Recently, the technology news site TechCrunch revealed that Google is using Anthropic's Claude AI model to evaluate the performance of its own Gemini AI model, sparking widespread discussions in the industry about compliance.
According to reports, TechCrunch reviewed internal communication documents showing that contractors for the Gemini project are comparing responses from Gemini with those from Claude to assess the accuracy and quality of Gemini's outputs.
During this evaluation process, contractors need to determine within 30 minutes which AI model provided a better answer. The report also mentioned that on Google's internal platform used for AI model comparisons, Claude's responses included explicit references to itself. In terms of safety, Claude appears to prioritize this more than Gemini, sometimes refusing to answer prompts deemed unsafe or providing more cautious responses. For example, one of Gemini's responses was flagged as a "major safety violation" due to its involvement with "nudity and bondage" content.
Anthropic's terms of service explicitly state that Claude should not be used to build competing products or train competing AI models without approval. A spokesperson for Google DeepMind confirmed that they do compare the outputs of different models for evaluation purposes but denied using Anthropic's model to train Gemini. It is noteworthy that Google is also one of Anthropic's major investors.

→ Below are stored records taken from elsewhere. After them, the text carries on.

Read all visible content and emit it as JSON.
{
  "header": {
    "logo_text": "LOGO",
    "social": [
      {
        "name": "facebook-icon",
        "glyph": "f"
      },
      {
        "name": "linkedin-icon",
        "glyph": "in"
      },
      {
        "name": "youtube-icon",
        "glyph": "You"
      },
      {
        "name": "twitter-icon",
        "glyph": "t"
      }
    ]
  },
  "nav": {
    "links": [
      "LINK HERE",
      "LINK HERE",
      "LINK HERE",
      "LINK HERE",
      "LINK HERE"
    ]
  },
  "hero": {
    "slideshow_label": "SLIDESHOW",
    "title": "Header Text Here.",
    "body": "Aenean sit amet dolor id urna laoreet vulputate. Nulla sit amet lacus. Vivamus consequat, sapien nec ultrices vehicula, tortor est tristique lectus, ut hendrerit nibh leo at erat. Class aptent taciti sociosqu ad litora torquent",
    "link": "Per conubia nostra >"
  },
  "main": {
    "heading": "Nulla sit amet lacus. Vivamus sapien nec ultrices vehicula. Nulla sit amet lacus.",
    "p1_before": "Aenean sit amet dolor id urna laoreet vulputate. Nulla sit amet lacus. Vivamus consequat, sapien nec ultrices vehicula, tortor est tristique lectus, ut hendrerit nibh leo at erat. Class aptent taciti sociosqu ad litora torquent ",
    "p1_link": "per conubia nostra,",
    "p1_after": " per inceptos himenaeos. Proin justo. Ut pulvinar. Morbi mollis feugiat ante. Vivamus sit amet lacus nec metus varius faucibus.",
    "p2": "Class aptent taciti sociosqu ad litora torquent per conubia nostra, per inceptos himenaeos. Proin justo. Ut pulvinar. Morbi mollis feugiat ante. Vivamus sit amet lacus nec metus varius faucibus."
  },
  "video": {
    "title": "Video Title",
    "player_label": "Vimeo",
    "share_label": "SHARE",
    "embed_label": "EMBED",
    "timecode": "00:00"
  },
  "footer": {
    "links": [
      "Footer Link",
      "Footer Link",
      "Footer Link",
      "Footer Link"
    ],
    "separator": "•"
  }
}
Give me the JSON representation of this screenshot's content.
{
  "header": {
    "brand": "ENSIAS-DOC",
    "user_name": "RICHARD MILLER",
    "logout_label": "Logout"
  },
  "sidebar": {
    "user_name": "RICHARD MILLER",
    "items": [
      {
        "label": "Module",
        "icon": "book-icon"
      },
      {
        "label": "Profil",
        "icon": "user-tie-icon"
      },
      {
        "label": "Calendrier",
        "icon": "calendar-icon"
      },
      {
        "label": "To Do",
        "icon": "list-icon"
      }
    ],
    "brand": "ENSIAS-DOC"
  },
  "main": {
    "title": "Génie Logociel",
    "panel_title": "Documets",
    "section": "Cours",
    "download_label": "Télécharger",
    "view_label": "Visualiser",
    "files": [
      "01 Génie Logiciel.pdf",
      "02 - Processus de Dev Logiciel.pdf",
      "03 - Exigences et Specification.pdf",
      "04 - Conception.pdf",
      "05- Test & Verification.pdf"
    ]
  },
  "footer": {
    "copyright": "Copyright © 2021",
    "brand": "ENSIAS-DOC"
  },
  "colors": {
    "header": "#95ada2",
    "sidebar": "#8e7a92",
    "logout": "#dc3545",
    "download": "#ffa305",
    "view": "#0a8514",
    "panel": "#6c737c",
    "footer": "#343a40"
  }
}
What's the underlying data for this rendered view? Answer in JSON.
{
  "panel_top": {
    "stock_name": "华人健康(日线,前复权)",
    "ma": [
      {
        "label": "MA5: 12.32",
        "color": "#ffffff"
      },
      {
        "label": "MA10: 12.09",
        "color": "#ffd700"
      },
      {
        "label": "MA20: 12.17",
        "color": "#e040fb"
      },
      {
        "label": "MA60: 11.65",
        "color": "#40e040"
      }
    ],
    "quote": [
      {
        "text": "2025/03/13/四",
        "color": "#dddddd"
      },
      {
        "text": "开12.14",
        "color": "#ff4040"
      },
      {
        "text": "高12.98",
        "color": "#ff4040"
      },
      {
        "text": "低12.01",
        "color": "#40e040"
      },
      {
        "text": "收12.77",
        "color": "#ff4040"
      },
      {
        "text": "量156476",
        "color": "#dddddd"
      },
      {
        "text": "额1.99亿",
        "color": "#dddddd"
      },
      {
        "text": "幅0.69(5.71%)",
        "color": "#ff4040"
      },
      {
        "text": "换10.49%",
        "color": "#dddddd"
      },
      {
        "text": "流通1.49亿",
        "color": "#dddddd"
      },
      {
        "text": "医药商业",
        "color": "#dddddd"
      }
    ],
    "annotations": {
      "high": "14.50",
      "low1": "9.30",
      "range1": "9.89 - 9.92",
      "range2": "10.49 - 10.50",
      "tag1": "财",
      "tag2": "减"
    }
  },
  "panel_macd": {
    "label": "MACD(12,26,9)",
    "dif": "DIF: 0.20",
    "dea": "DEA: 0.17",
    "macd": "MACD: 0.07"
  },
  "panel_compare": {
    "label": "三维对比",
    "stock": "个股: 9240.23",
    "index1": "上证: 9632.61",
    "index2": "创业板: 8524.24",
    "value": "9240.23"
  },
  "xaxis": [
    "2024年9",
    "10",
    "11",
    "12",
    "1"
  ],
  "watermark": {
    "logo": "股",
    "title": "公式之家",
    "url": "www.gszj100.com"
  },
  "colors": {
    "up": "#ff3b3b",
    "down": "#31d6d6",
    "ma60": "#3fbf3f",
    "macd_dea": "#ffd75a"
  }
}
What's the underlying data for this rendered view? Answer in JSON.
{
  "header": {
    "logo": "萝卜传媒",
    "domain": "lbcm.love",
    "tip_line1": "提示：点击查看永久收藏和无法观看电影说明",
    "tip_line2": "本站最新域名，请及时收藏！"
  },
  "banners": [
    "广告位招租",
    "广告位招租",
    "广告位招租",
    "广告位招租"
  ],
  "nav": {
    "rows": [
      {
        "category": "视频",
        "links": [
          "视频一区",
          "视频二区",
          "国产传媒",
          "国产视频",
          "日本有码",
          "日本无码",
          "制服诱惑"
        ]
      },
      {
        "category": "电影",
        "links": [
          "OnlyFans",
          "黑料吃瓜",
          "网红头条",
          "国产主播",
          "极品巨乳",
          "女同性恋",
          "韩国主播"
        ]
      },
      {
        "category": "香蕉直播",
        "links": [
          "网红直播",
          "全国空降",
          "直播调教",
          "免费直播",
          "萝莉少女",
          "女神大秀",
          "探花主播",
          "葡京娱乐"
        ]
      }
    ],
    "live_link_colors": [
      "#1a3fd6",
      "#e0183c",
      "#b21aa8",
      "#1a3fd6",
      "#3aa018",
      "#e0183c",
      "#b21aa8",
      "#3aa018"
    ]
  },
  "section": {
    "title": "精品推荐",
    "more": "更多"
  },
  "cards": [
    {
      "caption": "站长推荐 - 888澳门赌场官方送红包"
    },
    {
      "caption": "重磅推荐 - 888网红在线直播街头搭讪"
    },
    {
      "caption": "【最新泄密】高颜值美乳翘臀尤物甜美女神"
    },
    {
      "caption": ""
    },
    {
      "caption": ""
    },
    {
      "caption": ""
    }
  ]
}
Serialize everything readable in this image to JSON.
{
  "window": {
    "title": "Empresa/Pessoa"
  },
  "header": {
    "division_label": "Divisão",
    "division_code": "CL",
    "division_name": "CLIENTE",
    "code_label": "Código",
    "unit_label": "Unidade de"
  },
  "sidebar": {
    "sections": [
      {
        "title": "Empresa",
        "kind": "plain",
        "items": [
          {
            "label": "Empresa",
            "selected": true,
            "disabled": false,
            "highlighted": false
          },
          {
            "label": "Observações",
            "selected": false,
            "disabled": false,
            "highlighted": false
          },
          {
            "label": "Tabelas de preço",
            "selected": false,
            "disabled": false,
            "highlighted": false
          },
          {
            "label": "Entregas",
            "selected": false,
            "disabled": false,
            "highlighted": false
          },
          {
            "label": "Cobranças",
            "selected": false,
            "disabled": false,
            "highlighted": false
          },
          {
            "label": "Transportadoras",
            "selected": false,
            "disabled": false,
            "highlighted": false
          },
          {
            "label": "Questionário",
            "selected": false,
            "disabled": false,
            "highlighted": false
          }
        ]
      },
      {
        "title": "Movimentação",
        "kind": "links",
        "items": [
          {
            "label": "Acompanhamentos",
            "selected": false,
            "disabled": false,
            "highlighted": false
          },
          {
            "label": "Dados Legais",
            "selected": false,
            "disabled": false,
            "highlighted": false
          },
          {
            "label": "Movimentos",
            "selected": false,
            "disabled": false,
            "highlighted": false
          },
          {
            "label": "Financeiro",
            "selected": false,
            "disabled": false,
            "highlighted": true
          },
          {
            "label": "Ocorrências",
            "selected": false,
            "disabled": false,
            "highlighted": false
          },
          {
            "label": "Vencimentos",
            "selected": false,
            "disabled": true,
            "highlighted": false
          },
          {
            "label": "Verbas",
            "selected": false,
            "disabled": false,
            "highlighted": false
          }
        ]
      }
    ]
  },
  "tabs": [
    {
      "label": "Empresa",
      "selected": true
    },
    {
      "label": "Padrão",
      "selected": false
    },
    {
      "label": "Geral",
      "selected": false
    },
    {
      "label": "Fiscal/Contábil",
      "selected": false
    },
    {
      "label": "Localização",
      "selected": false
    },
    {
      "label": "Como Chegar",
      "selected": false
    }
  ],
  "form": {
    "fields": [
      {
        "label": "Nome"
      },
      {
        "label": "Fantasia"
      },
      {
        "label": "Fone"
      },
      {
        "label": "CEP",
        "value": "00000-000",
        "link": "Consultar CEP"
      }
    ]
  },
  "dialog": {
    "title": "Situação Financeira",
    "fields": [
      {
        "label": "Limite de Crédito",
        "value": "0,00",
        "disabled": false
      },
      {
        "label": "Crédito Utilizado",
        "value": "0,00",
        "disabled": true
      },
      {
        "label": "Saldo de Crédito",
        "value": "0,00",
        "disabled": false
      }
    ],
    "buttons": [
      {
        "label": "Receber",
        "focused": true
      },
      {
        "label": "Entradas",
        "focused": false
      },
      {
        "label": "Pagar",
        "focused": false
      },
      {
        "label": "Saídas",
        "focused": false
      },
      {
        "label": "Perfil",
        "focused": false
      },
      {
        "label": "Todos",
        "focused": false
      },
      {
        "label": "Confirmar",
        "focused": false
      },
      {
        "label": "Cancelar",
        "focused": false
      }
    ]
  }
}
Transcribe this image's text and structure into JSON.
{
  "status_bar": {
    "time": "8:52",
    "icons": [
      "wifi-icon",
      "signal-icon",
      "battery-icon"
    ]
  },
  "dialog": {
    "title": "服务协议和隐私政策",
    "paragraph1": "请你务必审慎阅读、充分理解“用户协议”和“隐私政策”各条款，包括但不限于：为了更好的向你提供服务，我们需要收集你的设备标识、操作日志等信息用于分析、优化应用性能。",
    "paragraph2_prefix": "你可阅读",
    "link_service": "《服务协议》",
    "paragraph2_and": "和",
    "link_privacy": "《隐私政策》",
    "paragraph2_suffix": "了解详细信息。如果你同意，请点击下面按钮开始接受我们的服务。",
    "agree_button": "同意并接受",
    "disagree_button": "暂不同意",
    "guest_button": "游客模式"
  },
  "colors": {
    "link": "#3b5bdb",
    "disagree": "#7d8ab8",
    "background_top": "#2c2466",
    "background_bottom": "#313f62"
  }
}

Shira McNamara, a spokesperson for Google DeepMind, stated, "As per industry standard practices, we sometimes compare model outputs as part of the evaluation process. However, any claims that we are using the Anthropic model to train Gemini are inaccurate."
Key Points:
📜 Google uses Anthropic's Claude AI to evaluate Gemini, potentially violating service terms.
🔐 Claude appears to have stricter safety protocols than Gemini.
💼 Google DeepMind denies using the Anthropic model to train Gemini while confirming the practice of evaluating model outputs.